Powell e la Federal Reserve: una tregua temporanea

Sul fronte della politica monetaria, Trump ha per ora congelato ogni decisione riguardo alla leadership della Federal Reserve. Interrogato sull’eventualità di una sostituzione del presidente in carica Jerome Powell, ha dichiarato che “per il momento Powell resta”, lasciando intendere che un eventuale cambio della guardia — ventilato più volte nel corso del precedente mandato — non è imminente, ma neppure escluso nel caso di una nuova elezione.

La stabilità della guida della banca centrale è un elemento cruciale in un contesto di incertezza sui tassi d’interesse, con la Fed impegnata a bilanciare la crescita economica con il controllo dell’inflazione, di cui proprio le politiche tariffarie possono rappresentare un fattore esogeno non trascurabile.

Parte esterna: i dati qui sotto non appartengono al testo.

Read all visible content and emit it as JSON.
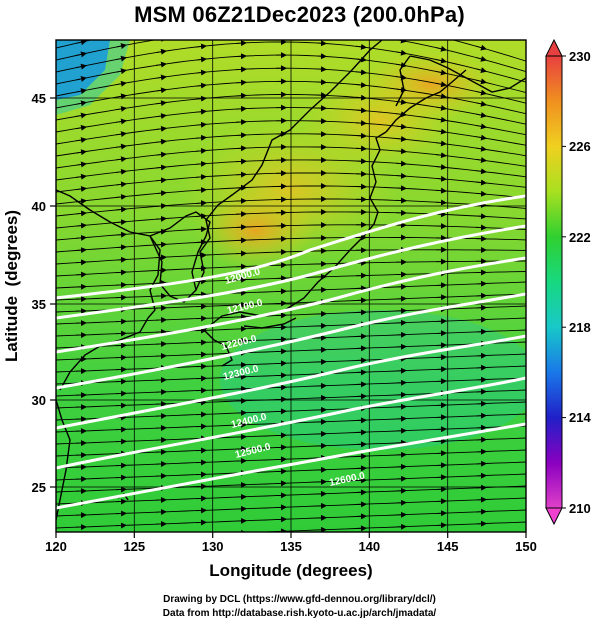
{
  "title": "MSM 06Z21Dec2023 (200.0hPa)",
  "map": {
    "xlabel": "Longitude (degrees)",
    "ylabel": "Latitude  (degrees)",
    "lon_range": [
      120,
      150
    ],
    "lat_range": [
      22.4,
      47.6
    ],
    "lon_ticks": [
      "120",
      "125",
      "130",
      "135",
      "140",
      "145",
      "150"
    ],
    "lat_ticks": [
      "25",
      "30",
      "35",
      "40",
      "45"
    ],
    "field": "temperature shading (K) with wind streamlines",
    "contour_color": "#ffffff",
    "contour_labels": [
      "12600.0",
      "12500.0",
      "12400.0",
      "12300.0",
      "12200.0",
      "12100.0",
      "12000.0"
    ]
  },
  "colorbar": {
    "ticks": [
      "230",
      "226",
      "222",
      "218",
      "214",
      "210"
    ],
    "range": [
      210,
      230
    ],
    "colors": [
      "#e040c8",
      "#8a00c0",
      "#2020c8",
      "#1a78e8",
      "#18c8c8",
      "#18d880",
      "#30d030",
      "#a8e020",
      "#f0d020",
      "#f09020",
      "#e84040"
    ]
  },
  "credits": {
    "line1": "Drawing by DCL (https://www.gfd-dennou.org/library/dcl/)",
    "line2": "Data from http://database.rish.kyoto-u.ac.jp/arch/jmadata/"
  }
}
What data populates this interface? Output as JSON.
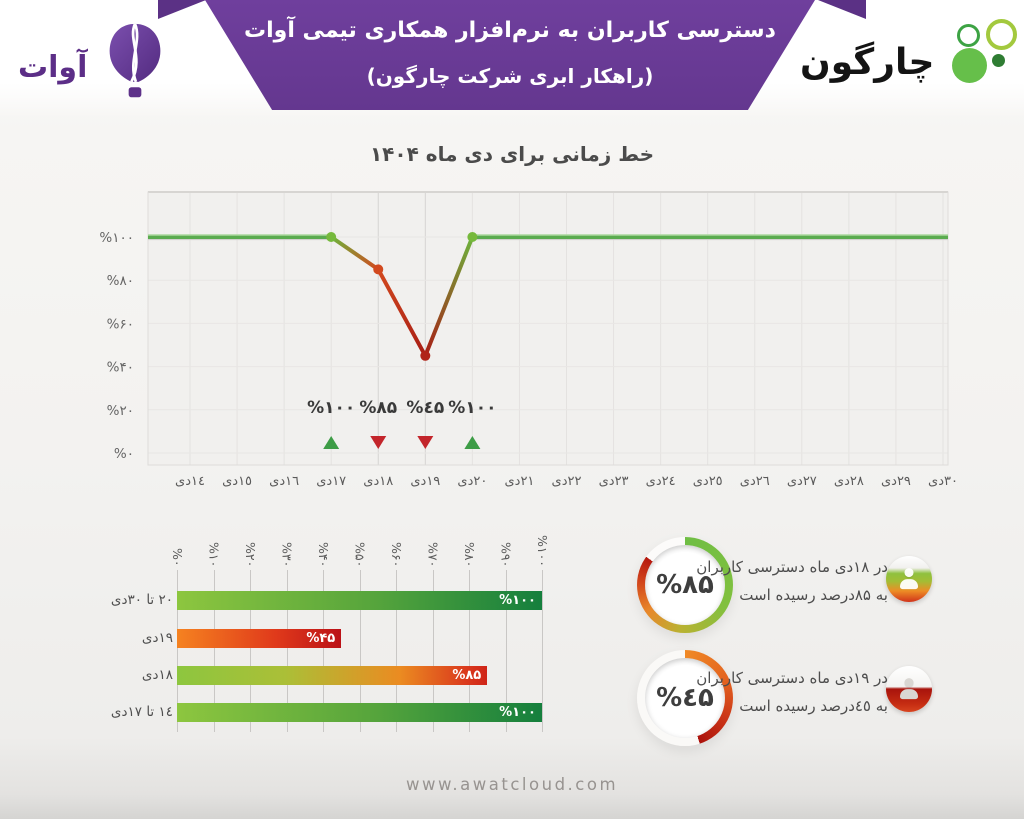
{
  "header": {
    "awat_logo": {
      "text": "آوات"
    },
    "chargoon_logo": {
      "text": "چارگون"
    },
    "banner": {
      "line1": "دسترسی کاربران به نرم‌افزار همکاری تیمی آوات",
      "line2": "(راهکار ابری شرکت چارگون)",
      "color": "#6a3b98"
    }
  },
  "chart_data": [
    {
      "type": "line",
      "title": "خط زمانی برای دی ماه ۱۴۰۴",
      "x": [
        "١٤دی",
        "١٥دی",
        "١٦دی",
        "١٧دی",
        "١٨دی",
        "١٩دی",
        "٢٠دی",
        "٢١دی",
        "٢٢دی",
        "٢٣دی",
        "٢٤دی",
        "٢٥دی",
        "٢٦دی",
        "٢٧دی",
        "٢٨دی",
        "٢٩دی",
        "٣٠دی"
      ],
      "values": [
        100,
        100,
        100,
        100,
        85,
        45,
        100,
        100,
        100,
        100,
        100,
        100,
        100,
        100,
        100,
        100,
        100
      ],
      "y_ticks": [
        "%۰",
        "%۲۰",
        "%۴۰",
        "%۶۰",
        "%۸۰",
        "%۱۰۰"
      ],
      "ylim": [
        0,
        100
      ],
      "grid": true,
      "annotations": [
        {
          "index": 3,
          "value": 100,
          "label": "%۱۰۰",
          "marker": "up-green"
        },
        {
          "index": 4,
          "value": 85,
          "label": "%۸۵",
          "marker": "down-red"
        },
        {
          "index": 5,
          "value": 45,
          "label": "%٤۵",
          "marker": "down-red"
        },
        {
          "index": 6,
          "value": 100,
          "label": "%۱۰۰",
          "marker": "up-green"
        }
      ]
    },
    {
      "type": "bar",
      "orientation": "horizontal",
      "categories": [
        "٢٠ تا ٣٠دی",
        "١٩دی",
        "١٨دی",
        "١٤ تا ١٧دی"
      ],
      "values": [
        100,
        45,
        85,
        100
      ],
      "value_labels": [
        "%۱۰۰",
        "%۴۵",
        "%۸۵",
        "%۱۰۰"
      ],
      "bar_styles": [
        "green",
        "red",
        "mixed",
        "green"
      ],
      "x_ticks": [
        "%۰",
        "%۱۰",
        "%۲۰",
        "%۳۰",
        "%۴۰",
        "%۵۰",
        "%۶۰",
        "%۷۰",
        "%۸۰",
        "%۹۰",
        "%۱۰۰"
      ],
      "xlim": [
        0,
        100
      ]
    },
    {
      "type": "donut",
      "value": 85,
      "center_label": "%۸۵",
      "style": "green",
      "caption_line1": "در ۱۸دی ماه دسترسی کاربران",
      "caption_line2": "به ۸۵درصد رسیده است"
    },
    {
      "type": "donut",
      "value": 45,
      "center_label": "%٤۵",
      "style": "red",
      "caption_line1": "در ۱۹دی ماه دسترسی کاربران",
      "caption_line2": "به ٤٥درصد رسیده است"
    }
  ],
  "colors": {
    "banner_purple": "#6a3b98",
    "line_green": "#5aab4f",
    "line_green_light": "#abd89e",
    "dip_orange": "#d2491e",
    "dip_red": "#a81d15",
    "dot_green": "#76b93c",
    "triangle_green": "#3d9c46",
    "triangle_red": "#c3252b"
  },
  "footer": {
    "url": "www.awatcloud.com"
  }
}
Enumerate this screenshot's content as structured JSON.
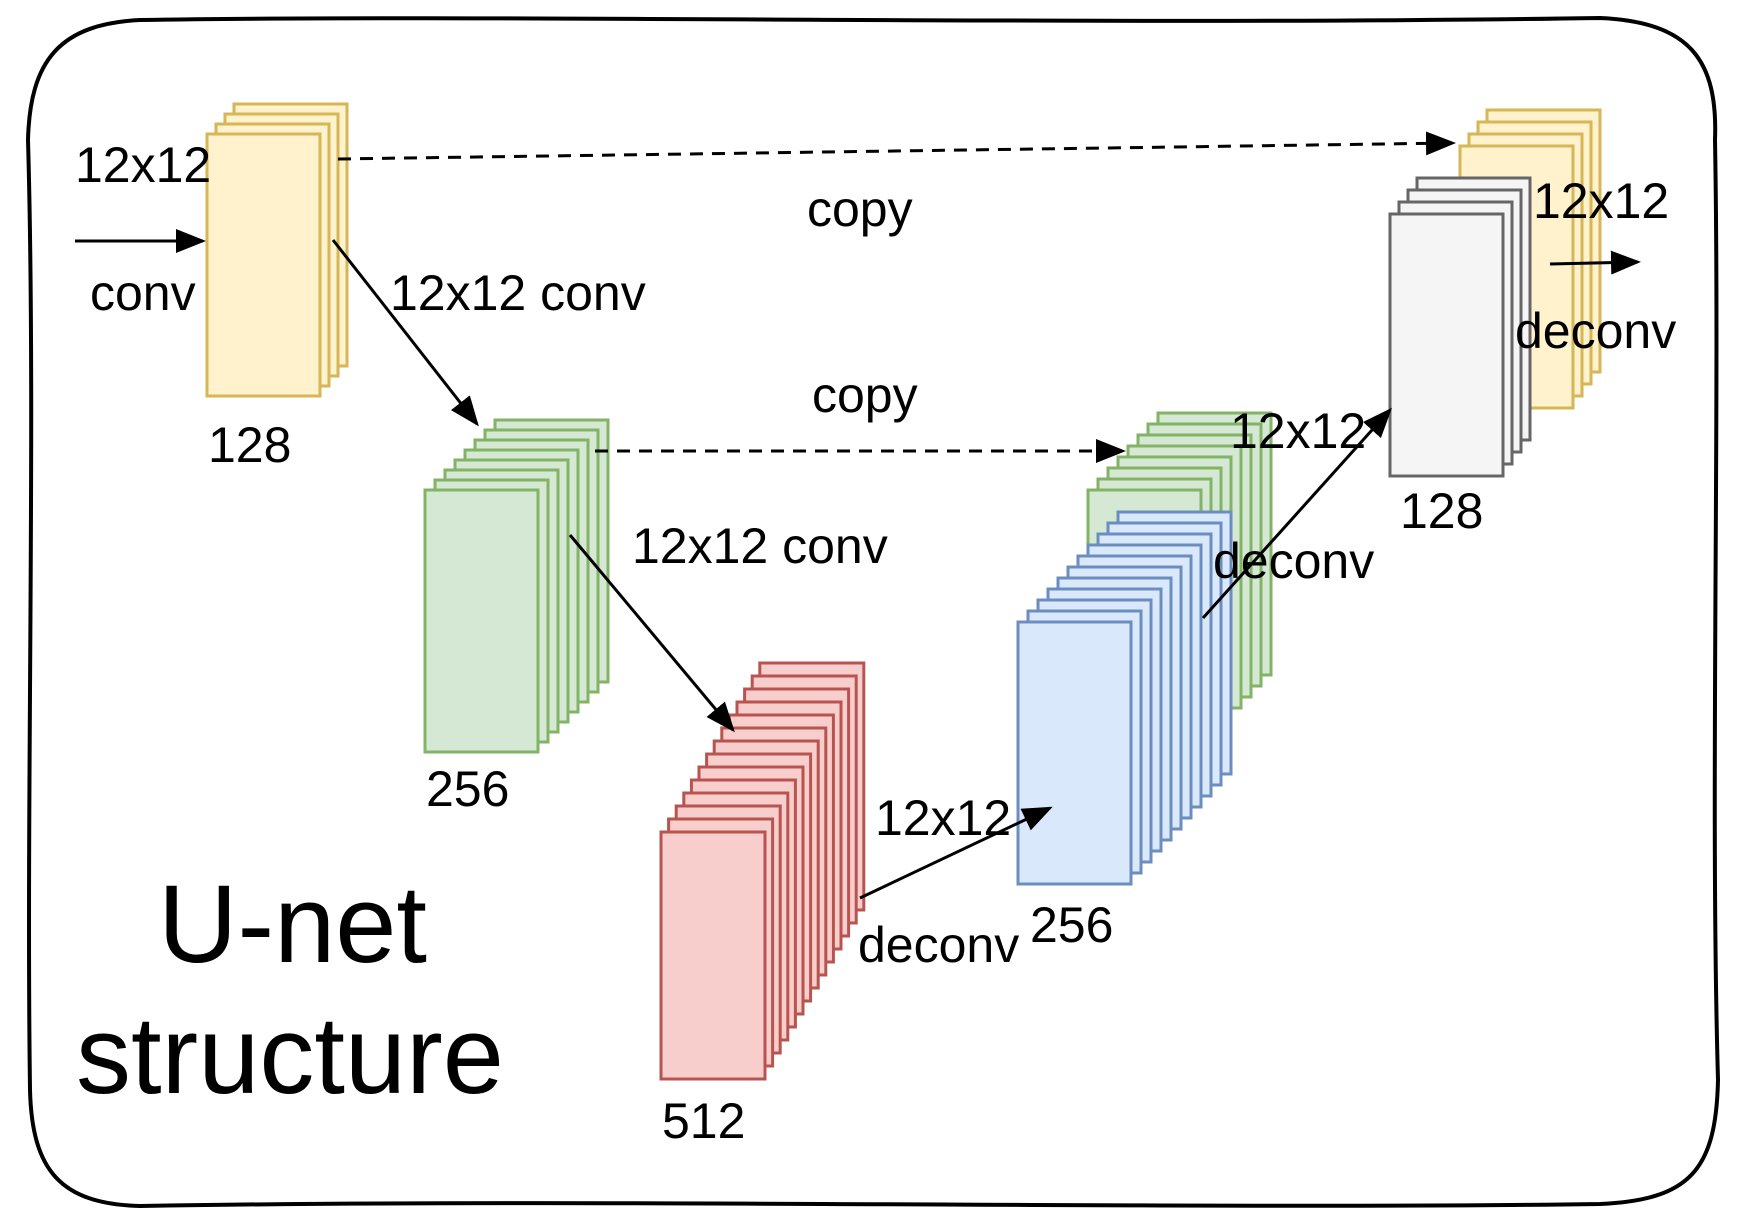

Dazi USA–UE: il nodo irrisolto e la posizione italiana

Nel frattempo, anche in Europa si guarda con preoccupazione all’approccio statunitense. Le tensioni commerciali tra Washington e Bruxelles rimangono irrisolte, soprattutto in settori chiave come l’acciaio, l’agroalimentare e l’automotive. In questo quadro, il ministro italiano dell’Economia, Giancarlo Giorgetti, ha confermato che il confronto tra le due sponde dell’Atlantico è ancora aperto e in corso. “Si tratta ancora”, ha dichiarato, sottolineando la volontà di Roma di evitare una deriva protezionistica che penalizzerebbe in particolare le esportazioni di alta gamma, tra cui spiccano i settori del vino, della moda e della meccanica di precisione.

L’Europa, dal canto suo, è in una fase di ridefinizione strategica della propria politica commerciale, cercando di mantenere un equilibrio tra tutela dei propri interessi industriali e l’impegno per un sistema multilaterale basato sulle regole dell’Organizzazione mondiale del commercio (OMC), oggi in evidente crisi.

Considerazioni finali

Il ritorno alla politica dei dazi come strumento di riequilibrio commerciale è una delle cifre distintive del trumpismo economico, che promette introiti e protezione per l’industria nazionale, ma al prezzo di una maggiore pressione sui consumi interni e di un inasprimento delle relazioni internazionali.

Il caso americano conferma quanto la politica commerciale non sia mai una questione puramente tecnica, bensì un terreno di scontro tra esigenze interne e dinamiche globali, tra consenso elettorale e sostenibilità economica. Se, da un lato, il gettito doganale può rafforzare le finanze pubbliche, dall’altro è evidente che il suo impatto redistributivo può accentuare le diseguaglianze e ridurre il benessere reale della popolazione.

In un anno cruciale per gli Stati Uniti e per l’ordine economico globale, il dibattito sui dazi è destinato a rimanere al centro dell’agenda. E le sue ricadute — non solo economiche, ma anche politiche — si faranno sentire ben oltre i confini americani.